Pothos 2015 begins: updates and performance

Happy 2015! Or... I how can never seem to remember to update the copyright headers with 2015...

So, its been a few weeks since a blog post. Here is a run-down of whats been going on:

A "maint" branch appears

After over a year of development, a "maint" or maintenance branch appears. This branch represents a stable Pothos with only fixes being applied. Although I have not pushed a git tag (there are quite a number of projects to tag...), this maint branch represents the actual 0.1 version release. The master branch is now on 0.2 and accumulating new non-breaking features.

TLDR: To get the most stable and patched version of Pothos, simply git checkout maint after cloning the repository.

New threading implementation

This itself deserves a separate blog post and wiki documentation, so I will try to contain the information and enthusiasm...

There was a major merge from the actor_work branch onto master yesterday. The work includes an overhaul to the internal threading infrastructure. Its important to note that the API was not affected, everything should continue working as before, but faster.

Update: Here is a more detailed explanation of the new scheduler...

General description

We still operate on the Actor Model where each block is an actor that performs useful work, and only one thread at a time gets exclusive access to the actor. An actor represents a block, but not a thread. Threading is still highly configurable: we can operate on a single thread per actor, or process a group of actors with a finite thread pool.
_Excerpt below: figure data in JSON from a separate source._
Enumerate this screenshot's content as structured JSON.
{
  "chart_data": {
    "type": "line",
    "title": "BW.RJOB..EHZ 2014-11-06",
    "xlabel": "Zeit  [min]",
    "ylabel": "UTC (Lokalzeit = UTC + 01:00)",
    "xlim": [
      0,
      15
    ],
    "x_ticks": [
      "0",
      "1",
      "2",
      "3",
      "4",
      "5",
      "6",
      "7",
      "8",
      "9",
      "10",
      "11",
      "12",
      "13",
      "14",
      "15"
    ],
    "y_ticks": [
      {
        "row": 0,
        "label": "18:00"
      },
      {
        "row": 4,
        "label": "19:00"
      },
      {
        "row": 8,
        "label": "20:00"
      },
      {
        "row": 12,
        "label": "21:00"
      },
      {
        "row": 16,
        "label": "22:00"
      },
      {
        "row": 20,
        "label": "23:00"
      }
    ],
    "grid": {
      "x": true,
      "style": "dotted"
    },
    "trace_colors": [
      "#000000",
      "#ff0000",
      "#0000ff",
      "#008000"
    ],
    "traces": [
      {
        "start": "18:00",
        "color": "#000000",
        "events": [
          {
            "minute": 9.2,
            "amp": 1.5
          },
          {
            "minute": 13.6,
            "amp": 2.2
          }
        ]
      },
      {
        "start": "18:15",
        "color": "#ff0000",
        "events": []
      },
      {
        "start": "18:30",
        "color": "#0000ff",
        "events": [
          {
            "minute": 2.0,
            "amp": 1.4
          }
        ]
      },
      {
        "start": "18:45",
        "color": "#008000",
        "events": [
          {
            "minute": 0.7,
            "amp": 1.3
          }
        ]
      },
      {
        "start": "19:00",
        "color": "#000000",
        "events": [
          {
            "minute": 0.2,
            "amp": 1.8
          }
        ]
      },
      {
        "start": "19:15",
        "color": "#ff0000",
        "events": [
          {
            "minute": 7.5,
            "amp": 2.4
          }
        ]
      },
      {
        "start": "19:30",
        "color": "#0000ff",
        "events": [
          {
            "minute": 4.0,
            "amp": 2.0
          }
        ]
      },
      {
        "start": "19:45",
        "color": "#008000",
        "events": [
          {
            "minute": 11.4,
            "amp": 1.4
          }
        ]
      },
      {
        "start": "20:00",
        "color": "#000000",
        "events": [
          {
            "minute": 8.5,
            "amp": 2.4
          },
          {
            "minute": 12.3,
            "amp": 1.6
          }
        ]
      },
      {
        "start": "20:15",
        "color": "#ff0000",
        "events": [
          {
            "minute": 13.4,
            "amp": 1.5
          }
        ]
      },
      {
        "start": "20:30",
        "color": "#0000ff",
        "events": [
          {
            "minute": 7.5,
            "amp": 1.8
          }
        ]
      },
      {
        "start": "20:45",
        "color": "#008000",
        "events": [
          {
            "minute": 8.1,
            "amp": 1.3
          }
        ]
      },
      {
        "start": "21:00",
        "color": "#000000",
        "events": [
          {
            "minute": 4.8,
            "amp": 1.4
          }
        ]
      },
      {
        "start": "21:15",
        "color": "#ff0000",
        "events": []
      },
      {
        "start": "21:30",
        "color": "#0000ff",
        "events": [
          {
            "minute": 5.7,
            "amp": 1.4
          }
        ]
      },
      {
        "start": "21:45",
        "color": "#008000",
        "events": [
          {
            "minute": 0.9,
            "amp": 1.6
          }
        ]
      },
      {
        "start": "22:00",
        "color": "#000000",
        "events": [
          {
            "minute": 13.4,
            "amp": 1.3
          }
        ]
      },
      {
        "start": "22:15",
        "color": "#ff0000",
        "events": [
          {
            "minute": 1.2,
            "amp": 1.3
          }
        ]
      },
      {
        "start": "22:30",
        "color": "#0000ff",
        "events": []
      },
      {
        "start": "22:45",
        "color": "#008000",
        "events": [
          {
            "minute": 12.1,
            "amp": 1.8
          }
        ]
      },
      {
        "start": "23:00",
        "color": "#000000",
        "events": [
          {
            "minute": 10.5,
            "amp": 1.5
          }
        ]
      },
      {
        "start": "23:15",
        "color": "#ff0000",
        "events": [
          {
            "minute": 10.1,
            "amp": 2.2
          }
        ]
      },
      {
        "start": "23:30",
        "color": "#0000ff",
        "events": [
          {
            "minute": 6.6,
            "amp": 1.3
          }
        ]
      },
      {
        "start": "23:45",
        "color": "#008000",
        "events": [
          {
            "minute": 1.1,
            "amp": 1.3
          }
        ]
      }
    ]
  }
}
The big change is that there is no longer a single message queue feeding the actor, every resource that can be consumed by a port has a lock-free queue. Queues are only accessed very briefly under the protection of a spin-lock. Since we have many queues and many locks, we have a very low risk of contention between any two threads (and the perf report confirms this).
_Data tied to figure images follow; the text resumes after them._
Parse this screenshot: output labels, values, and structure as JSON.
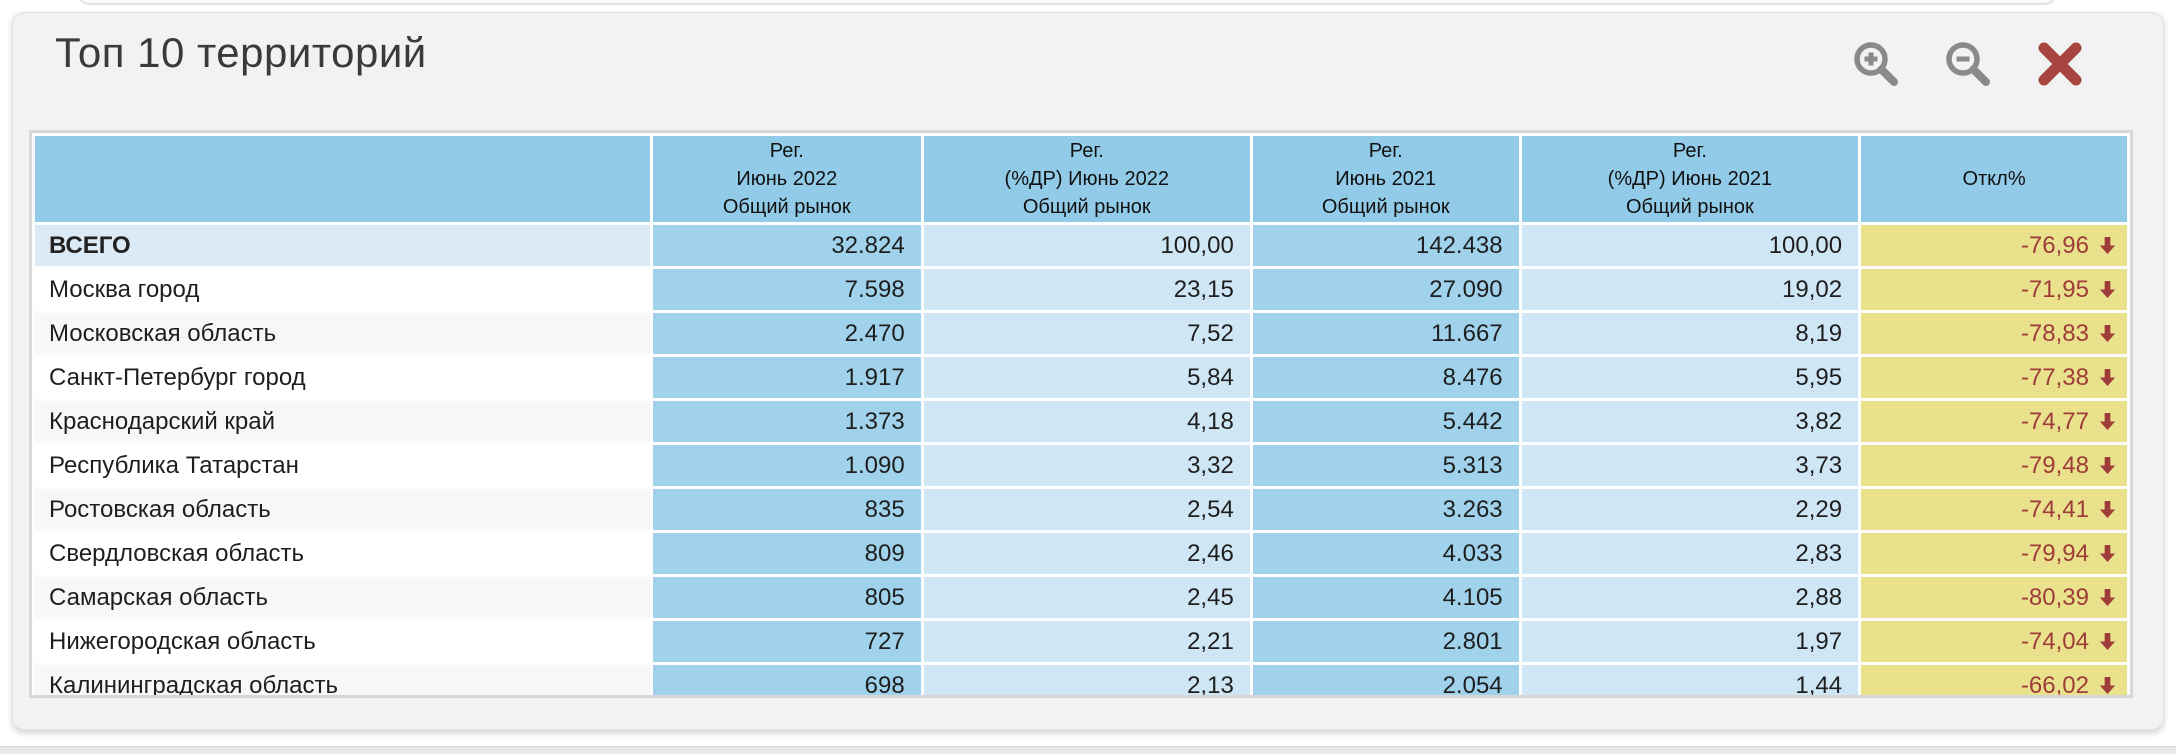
{
  "window": {
    "title": "Топ 10 территорий"
  },
  "toolbar": {
    "icons": [
      "zoom-in",
      "zoom-out",
      "close"
    ]
  },
  "colors": {
    "header_blue": "#92cbe8",
    "value_blue": "#a0d2ec",
    "pct_blue": "#cfe6f5",
    "total_row_blue": "#dceaf6",
    "deviation_yellow": "#e9e18c",
    "deviation_text": "#9e3c39",
    "close_red": "#a84440",
    "icon_gray": "#8a8a8a"
  },
  "table": {
    "columns": [
      {
        "lines": []
      },
      {
        "lines": [
          "Рег.",
          "Июнь 2022",
          "Общий рынок"
        ]
      },
      {
        "lines": [
          "Рег.",
          "(%ДР) Июнь 2022",
          "Общий рынок"
        ]
      },
      {
        "lines": [
          "Рег.",
          "Июнь 2021",
          "Общий рынок"
        ]
      },
      {
        "lines": [
          "Рег.",
          "(%ДР) Июнь 2021",
          "Общий рынок"
        ]
      },
      {
        "lines": [
          "Откл%"
        ]
      }
    ],
    "rows": [
      {
        "territory": "ВСЕГО",
        "total": true,
        "values": [
          "32.824",
          "100,00",
          "142.438",
          "100,00"
        ],
        "deviation": "-76,96",
        "trend": "down"
      },
      {
        "territory": "Москва город",
        "values": [
          "7.598",
          "23,15",
          "27.090",
          "19,02"
        ],
        "deviation": "-71,95",
        "trend": "down"
      },
      {
        "territory": "Московская область",
        "values": [
          "2.470",
          "7,52",
          "11.667",
          "8,19"
        ],
        "deviation": "-78,83",
        "trend": "down"
      },
      {
        "territory": "Санкт-Петербург город",
        "values": [
          "1.917",
          "5,84",
          "8.476",
          "5,95"
        ],
        "deviation": "-77,38",
        "trend": "down"
      },
      {
        "territory": "Краснодарский край",
        "values": [
          "1.373",
          "4,18",
          "5.442",
          "3,82"
        ],
        "deviation": "-74,77",
        "trend": "down"
      },
      {
        "territory": "Республика Татарстан",
        "values": [
          "1.090",
          "3,32",
          "5.313",
          "3,73"
        ],
        "deviation": "-79,48",
        "trend": "down"
      },
      {
        "territory": "Ростовская область",
        "values": [
          "835",
          "2,54",
          "3.263",
          "2,29"
        ],
        "deviation": "-74,41",
        "trend": "down"
      },
      {
        "territory": "Свердловская область",
        "values": [
          "809",
          "2,46",
          "4.033",
          "2,83"
        ],
        "deviation": "-79,94",
        "trend": "down"
      },
      {
        "territory": "Самарская область",
        "values": [
          "805",
          "2,45",
          "4.105",
          "2,88"
        ],
        "deviation": "-80,39",
        "trend": "down"
      },
      {
        "territory": "Нижегородская область",
        "values": [
          "727",
          "2,21",
          "2.801",
          "1,97"
        ],
        "deviation": "-74,04",
        "trend": "down"
      },
      {
        "territory": "Калининградская область",
        "values": [
          "698",
          "2,13",
          "2.054",
          "1,44"
        ],
        "deviation": "-66,02",
        "trend": "down"
      }
    ]
  }
}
Take a look at some of the new code from this merge:

Performance improvements

Benchmarks are hard! Profiling a topology of processing blocks might be misleading since most of the time is spent in the user's work() routine, but we want to see what the scheduler is doing, minus the work overhead. After all, the goal of any good scheduler is to stay out of the way, its overhead in a topology should be orders of magnitude lower than the actual processing functions.

So, I put together a topology that exercises the scheduler mechanics so I could check relative performance and overhead between implementations. The reduction in overhead and the minimal effort to update upstream and downstream actors has resulting in a 2X performance improvement in the scheduler.
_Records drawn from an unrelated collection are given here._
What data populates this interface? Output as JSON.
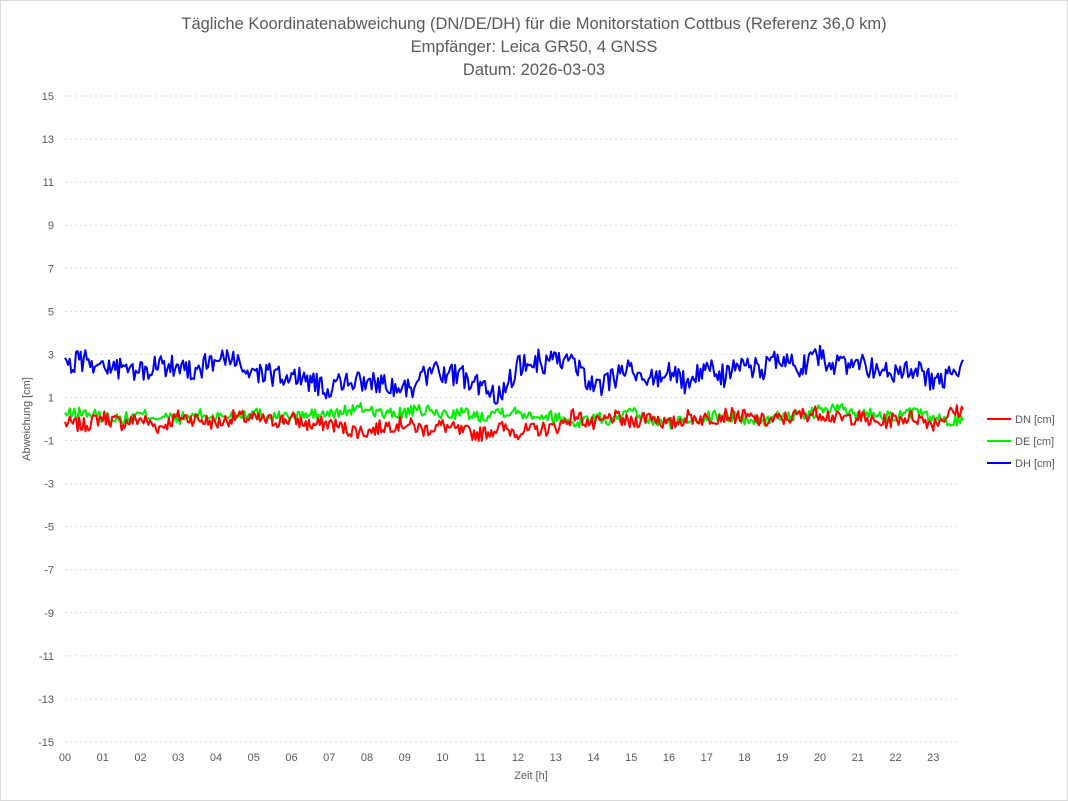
{
  "colors": {
    "dn": "#ff0000",
    "de": "#00ee00",
    "dh": "#0000ee",
    "grid": "#d9d9d9",
    "text": "#595959"
  },
  "chart_data": {
    "type": "line",
    "title": "Tägliche Koordinatenabweichung (DN/DE/DH) für die Monitorstation Cottbus (Referenz 36,0 km)",
    "subtitle": "Empfänger: Leica GR50, 4 GNSS",
    "date_line": "Datum: 2026-03-03",
    "xlabel": "Zeit [h]",
    "ylabel": "Abweichung [cm]",
    "xlim": [
      0,
      24
    ],
    "ylim": [
      -15,
      15
    ],
    "x_ticks": [
      "00",
      "01",
      "02",
      "03",
      "04",
      "05",
      "06",
      "07",
      "08",
      "09",
      "10",
      "11",
      "12",
      "13",
      "14",
      "15",
      "16",
      "17",
      "18",
      "19",
      "20",
      "21",
      "22",
      "23"
    ],
    "y_ticks": [
      "15",
      "13",
      "11",
      "9",
      "7",
      "5",
      "3",
      "1",
      "-1",
      "-3",
      "-5",
      "-7",
      "-9",
      "-11",
      "-13",
      "-15"
    ],
    "grid": true,
    "legend_position": "right",
    "series": [
      {
        "name": "DN [cm]",
        "key": "dn",
        "x": [
          0,
          0.5,
          1,
          1.5,
          2,
          2.5,
          3,
          3.5,
          4,
          4.5,
          5,
          5.5,
          6,
          6.5,
          7,
          7.5,
          8,
          8.5,
          9,
          9.5,
          10,
          10.5,
          11,
          11.5,
          12,
          12.5,
          13,
          13.5,
          14,
          14.5,
          15,
          15.5,
          16,
          16.5,
          17,
          17.5,
          18,
          18.5,
          19,
          19.5,
          20,
          20.5,
          21,
          21.5,
          22,
          22.5,
          23,
          23.5,
          23.8
        ],
        "values": [
          -0.2,
          -0.3,
          0.1,
          -0.2,
          0.0,
          -0.4,
          0.1,
          0.0,
          -0.2,
          0.1,
          0.0,
          -0.1,
          0.0,
          -0.3,
          -0.2,
          -0.5,
          -0.6,
          -0.3,
          -0.2,
          -0.5,
          -0.3,
          -0.6,
          -0.7,
          -0.4,
          -0.6,
          -0.5,
          -0.4,
          0.2,
          -0.3,
          0.1,
          -0.2,
          0.2,
          -0.3,
          0.1,
          0.0,
          0.2,
          0.1,
          -0.1,
          0.0,
          0.2,
          0.3,
          0.0,
          0.1,
          -0.2,
          0.0,
          0.1,
          -0.2,
          0.3,
          0.4
        ]
      },
      {
        "name": "DE [cm]",
        "key": "de",
        "x": [
          0,
          0.5,
          1,
          1.5,
          2,
          2.5,
          3,
          3.5,
          4,
          4.5,
          5,
          5.5,
          6,
          6.5,
          7,
          7.5,
          8,
          8.5,
          9,
          9.5,
          10,
          10.5,
          11,
          11.5,
          12,
          12.5,
          13,
          13.5,
          14,
          14.5,
          15,
          15.5,
          16,
          16.5,
          17,
          17.5,
          18,
          18.5,
          19,
          19.5,
          20,
          20.5,
          21,
          21.5,
          22,
          22.5,
          23,
          23.5,
          23.8
        ],
        "values": [
          0.2,
          0.3,
          0.1,
          0.0,
          0.2,
          0.1,
          0.0,
          0.2,
          0.1,
          0.2,
          0.3,
          0.1,
          0.1,
          0.2,
          0.2,
          0.4,
          0.5,
          0.2,
          0.3,
          0.4,
          0.2,
          0.3,
          0.1,
          0.4,
          0.3,
          0.2,
          0.1,
          -0.2,
          0.1,
          -0.1,
          0.3,
          -0.1,
          -0.2,
          0.0,
          0.1,
          0.2,
          0.0,
          -0.1,
          0.2,
          0.1,
          0.4,
          0.5,
          0.2,
          0.3,
          0.1,
          0.3,
          0.0,
          -0.1,
          0.0
        ]
      },
      {
        "name": "DH [cm]",
        "key": "dh",
        "x": [
          0,
          0.5,
          1,
          1.5,
          2,
          2.5,
          3,
          3.5,
          4,
          4.5,
          5,
          5.5,
          6,
          6.5,
          7,
          7.5,
          8,
          8.5,
          9,
          9.5,
          10,
          10.5,
          11,
          11.5,
          12,
          12.5,
          13,
          13.5,
          14,
          14.5,
          15,
          15.5,
          16,
          16.5,
          17,
          17.5,
          18,
          18.5,
          19,
          19.5,
          20,
          20.5,
          21,
          21.5,
          22,
          22.5,
          23,
          23.5,
          23.8
        ],
        "values": [
          2.4,
          2.8,
          2.5,
          2.3,
          2.2,
          2.4,
          2.5,
          2.3,
          2.8,
          2.6,
          2.2,
          2.0,
          2.0,
          1.8,
          1.4,
          1.9,
          1.5,
          1.8,
          1.3,
          1.9,
          2.2,
          2.0,
          1.4,
          1.2,
          2.4,
          2.7,
          2.6,
          2.6,
          1.4,
          1.8,
          2.3,
          1.8,
          2.1,
          1.6,
          2.4,
          2.0,
          2.5,
          2.3,
          2.8,
          2.4,
          2.9,
          2.4,
          2.6,
          2.3,
          2.0,
          2.3,
          1.8,
          2.0,
          2.2
        ]
      }
    ]
  }
}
TLDR: The scheduler is now twice as fast.

Several fixes

  • Live actor migration between thread pools is now possible. When experimenting with thread configurations, especially in the GUI, this used to crash when the topology was executing.
  • The unit tests where showing a lockup when deleting the thread pool -- when on ARM. So this is probably a race condition that never showed up on x86* machines.

Goodnight Theron

This merge marks the end of the use of the Theron library in v0.2 and up. Theron provided a reliable scheduler and actor model interface for GRAS and Pothos v0.1, and I could not have gotten this far without it. What Ashton and I learned about thread pools, yield stragegies, and cross platform thread configurations lives on in the new implementation.

JSON topology support

Don't write a topology in a language, write it in a markup! A Pothos Topology (blocks and connections) can be described in a JSON format. JSON is easy to write, concise, and there is nothing to compile.

Example topology

{
    "blocks" : [
        {
            "id" : "WaveSource",
            "path" : "/blocks/waveform_source",
            "args" : ["float32"],
            "calls" : [
                ["setWaveform", "SINE"],
                ["setFrequency", 0.01]
            ]
        },
        {
            "id" : "AudioSink",
            "path" : "/audio/sink",
            "args" : ["", 44.1e3, "float32", 1, "INTERLEAVED"]
        }
    ],
    "connections" : [
        ["WaveSource", 0, "AudioSink", 0]
    ]
}

Run this topology:

PothosUtil.exe --run-topology audio_tone.json

Thread controls

Thread pools and thread configurations can be specified in this format as well. The user can specify thread affinity, priority, etc for the entire topology, or specify per-block thread configurations.

Beyond JSON

Dont like JSON? Thats fine, in-fact there are probably many instances where hand writing JSON is sub-optimal. For example, what if we need N block or M connections? I don't want to write that out manually, I want a for-loop. Lets not complicate the format with some kind of generator markup as well. JSON is a simple markup that has some kind of library support in nearly every language. Pick your favorite language, write your code with for-loops, and generate the markup.

For many, this JSON markup is just an intermediate format. This is how we plug Pothos into a webserver, this is how we plug Pothos into a benchmarking suite. I hope this feature opens the door to new an exciting possibilities!